O Irão também quer limitar as discussões ao seu programa nuclear, mas Rubio disse que “para que as conversações realmente cheguem a algo significativo, elas têm de incluir algumas coisas”. Rubio disse que estava pronto e disposto a participar de uma reunião, incluindo o programa de mísseis balísticos de Teerã, o patrocínio de grupos extremistas regionais e o tratamento dispensado ao seu próprio povo.
As posições contraditórias sobre os parâmetros das conversações poderão suscitar preocupações sobre se os dois lados conseguirão, de forma realista, resolver as principais diferenças num momento de tensões elevadas na região rica em petróleo. Os Estados Unidos e o Irão há muito que estão em desacordo sobre as actividades nucleares da República Islâmica, mas a divergência aumentou – especialmente depois de as autoridades de Teerão terem reprimido uma recente onda de protestos que deixou milhares de mortos.
Um avião de guerra dos EUA abateu um drone iraniano na terça-feira depois que ele atacou “agressivamente” o porta-aviões Abraham Lincoln no Mar da Arábia, disseram os militares e o governo dos EUA. Este conflito elevou o preço do petróleo.
O petróleo Brent subiu 0,6%, para US$ 67,70 o barril na quarta-feira. Subiu 11% este ano, em grande parte devido à perspectiva de guerra.
A agência de notícias semi-oficial do Irã, Tasnim, disse na quarta-feira que Abbas Araghchi e o ministro das Relações Exteriores iraniano, Witkoff, viajarão a Mascate para negociações que serão “limitadas à questão nuclear e ao levantamento das sanções contra o Irã”.

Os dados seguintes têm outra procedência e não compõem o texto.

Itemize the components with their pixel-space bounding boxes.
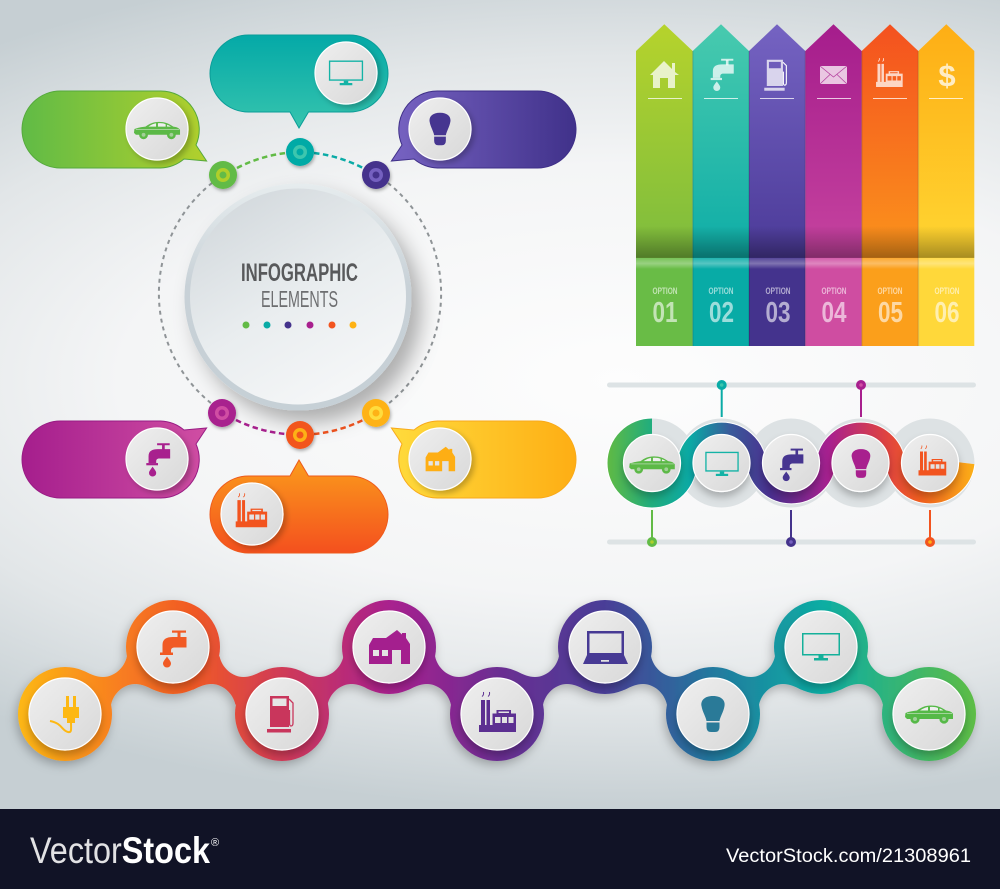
step: factory (902, 434, 958, 492)
column 5 orange (862, 24, 918, 346)
step: plug (29, 678, 101, 750)
image id: VectorStock.com/21308961 (726, 846, 971, 867)
timeline bars (607, 382, 976, 544)
icon: envelope (820, 66, 847, 84)
option labels: OPTION (878, 286, 903, 297)
callout: magenta tap (22, 421, 207, 498)
step: monitor (693, 434, 750, 492)
callout: orange factory (210, 460, 388, 553)
option labels: OPTION (708, 286, 734, 297)
callout: teal monitor (210, 35, 388, 128)
chain ribbon (12, 599, 979, 770)
step: fuel pump (246, 678, 318, 750)
option labels: OPTION (934, 286, 960, 297)
footer bar (0, 809, 1000, 889)
connector stems (652, 385, 930, 542)
grey discs (608, 418, 974, 508)
title: INFOGRAPHIC (241, 259, 358, 287)
icon row (650, 58, 956, 93)
panel: icon chain (12, 599, 979, 770)
step: bulb (832, 434, 889, 492)
node: magenta (208, 399, 236, 427)
option labels: 03 (766, 297, 790, 329)
step: house (353, 611, 425, 683)
panel: arrow columns (636, 24, 974, 346)
panel: radial diagram (22, 35, 576, 553)
step: factory (461, 678, 533, 750)
icon underlines (648, 98, 963, 99)
icon: tap (711, 59, 734, 91)
option labels: 02 (709, 297, 734, 329)
callout: yellow house (391, 421, 576, 498)
node: yellow (362, 399, 390, 427)
dashed ring (159, 153, 441, 434)
node: purple (362, 161, 390, 189)
option labels: 05 (878, 297, 903, 329)
step: tap (762, 434, 820, 492)
option labels: 01 (652, 297, 678, 329)
column 3 purple (749, 24, 805, 346)
step: laptop (569, 611, 641, 683)
option labels: 04 (822, 297, 846, 329)
icon: dollar: $ (938, 58, 956, 93)
callout: purple bulb (391, 91, 576, 168)
column 2 teal (693, 24, 749, 346)
logo: VectorStock (30, 830, 210, 871)
column 6 yellow (918, 24, 974, 346)
node: orange (286, 421, 314, 449)
step: car (624, 434, 680, 492)
step: monitor (785, 611, 857, 683)
option labels (652, 286, 960, 329)
icon: fuel pump (764, 60, 786, 91)
colour dots (242, 322, 356, 328)
option labels: OPTION (822, 286, 847, 297)
step: car (893, 678, 965, 750)
timeline markers (647, 380, 935, 547)
column 1 green (636, 24, 693, 346)
callout: green car (22, 91, 207, 168)
step: tap (137, 611, 209, 683)
registered mark: ® (211, 837, 219, 849)
node: teal (286, 138, 314, 166)
column 4 magenta (805, 24, 862, 346)
option labels: 06 (934, 297, 960, 329)
snake ribbon (617, 428, 965, 498)
option labels: OPTION (652, 286, 678, 297)
icon: factory (876, 58, 903, 87)
panel: snake timeline (607, 380, 976, 547)
subtitle: ELEMENTS (261, 286, 338, 312)
option labels: OPTION (766, 286, 791, 297)
node: green (209, 161, 237, 189)
central disc (184, 184, 412, 410)
icon: house (650, 61, 679, 88)
step: bulb (677, 678, 749, 750)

A agência semi-oficial de notícias estudantis do Irã disse que a “questão principal” seria o programa nuclear do Irã e que a questão mais importante do Irã seria o levantamento das sanções.

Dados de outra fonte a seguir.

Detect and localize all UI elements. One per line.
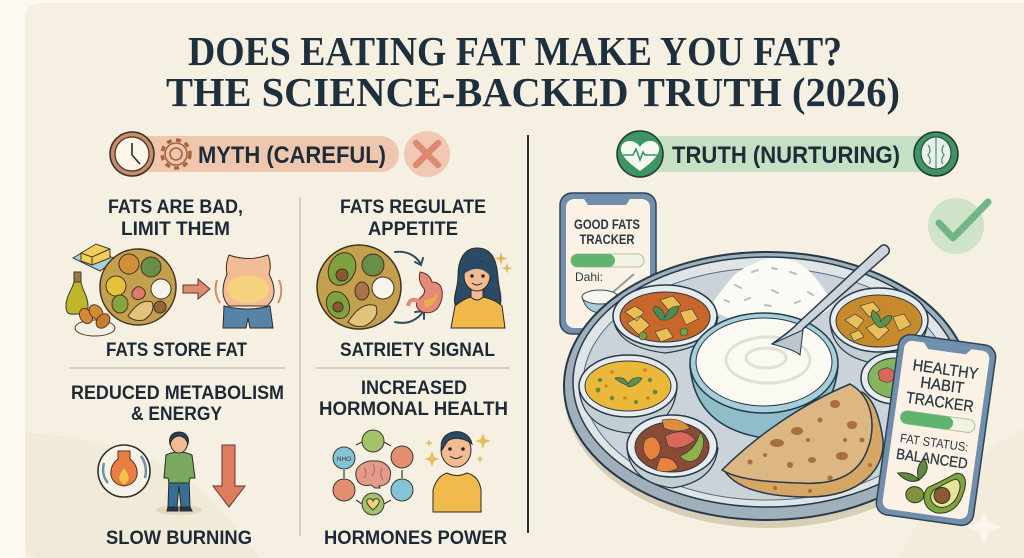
icon: hormone network [333,430,413,515]
caption: HORMONES POWER [324,527,507,549]
icon: clock [110,132,154,176]
myth header [110,131,450,177]
dal bowl [579,355,677,433]
phone text: HEALTHY [912,357,980,383]
icon: oil bottle [66,272,88,314]
icon: avocado and olives [893,455,968,516]
center divider [527,135,529,533]
myth label: MYTH (CAREFUL) [198,142,386,169]
curry bowl right [830,288,928,364]
heading [108,196,243,240]
heading: REDUCED METABOLISM [71,382,284,404]
plate [564,252,972,528]
icon: standing man [156,432,202,515]
icon: healthy fat plate [317,245,401,329]
icon: check mark [928,198,988,254]
icon: fried snacks [75,302,115,336]
heading: FATS ARE BAD, [108,196,243,218]
icon: dahi bowl [582,274,634,313]
title: DOES EATING FAT MAKE YOU FAT? [188,28,842,74]
icon: plate of foods [100,249,176,325]
roti [722,384,883,497]
yogurt bowl [690,313,838,438]
phone text [905,357,980,416]
icon: brain [356,461,391,488]
heading: & ENERGY [131,403,222,425]
icon: cross [404,131,450,177]
vegetable bowl [627,415,718,488]
caption: SATRIETY SIGNAL [340,339,495,361]
panel: fats regulate appetite [317,196,512,361]
truth label: TRUTH (NURTURING) [672,142,900,169]
phone text: HABIT [919,374,965,397]
icon: brain [914,132,958,176]
fat status [895,431,971,473]
heading [319,377,508,420]
arrow [183,279,210,299]
icon: smiling boy [424,432,491,512]
spoon [772,245,889,355]
panel: fats are bad [66,196,281,361]
icon: smiling woman [451,248,512,328]
curry bowl left [613,285,718,353]
plate illustration [564,245,972,528]
heading: FATS REGULATE [340,196,486,218]
caption: SLOW BURNING [106,527,252,549]
panel dividers [299,197,301,536]
heading: LIMIT THEM [121,218,230,240]
phone: good fats tracker: TRACKER [580,231,634,247]
caption: FATS STORE FAT [106,339,247,361]
fat status: FAT STATUS: [899,431,969,455]
arrows to stomach [395,252,424,323]
heading: HORMONAL HEALTH [319,398,508,420]
icon: metabolism flame [98,445,150,497]
dahi label: Dahi: [575,270,603,284]
phone: good fats tracker [560,193,656,334]
icon: belly [216,255,281,328]
icon: gear [162,140,190,168]
panel: reduced metabolism [71,382,284,549]
phone text: TRACKER [905,390,975,416]
title: THE SCIENCE-BACKED TRUTH (2026) [166,69,900,115]
rice [710,258,833,324]
phone: healthy habit tracker [875,333,997,527]
fat status: BALANCED [895,446,969,473]
panel: hormonal health [319,377,508,549]
heading [71,382,284,425]
sparkle watermark [967,510,1001,544]
arrow down [213,445,245,507]
progress bar [571,254,644,267]
truth header [617,131,958,177]
heading [340,196,486,240]
heading: APPETITE [368,218,458,240]
icon: heart [617,131,663,177]
hormone label: NHO [337,456,351,463]
heading: INCREASED [361,377,467,399]
progress bar [900,410,976,433]
icon: butter [73,244,117,271]
icon: stomach [408,272,442,313]
phone text: GOOD FATS [574,216,640,232]
salad bowl [861,352,929,404]
title [166,28,900,115]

O Irão já recuou nas negociações com os Estados Unidos sobre as suas capacidades de mísseis convencionais, mas o país está mais vulnerável do que em períodos anteriores devido a níveis sem precedentes de conflito interno.
As negociações entre Teerã e Washington terminaram no ano passado, após o início dos ataques aéreos israelenses ao Irã, em junho.
Aragchi disse na semana passada que os mísseis do Irão “nunca” estariam em negociação e que o presidente iraniano, Masoud Pezeshkian, o instruiu claramente a negociar “no âmbito do acordo nuclear”. Isto é particularmente verdade no caso das actividades nucleares do Irão, onde a República Islâmica proibiu o acesso de inspectores internacionais a algumas das suas instalações nucleares depois de Israel e os EUA terem iniciado ataques aéreos em Junho.
As conversações serão a primeira reunião pública entre autoridades iranianas e americanas desde a repressão violenta de manifestações em massa no Irão no mês passado.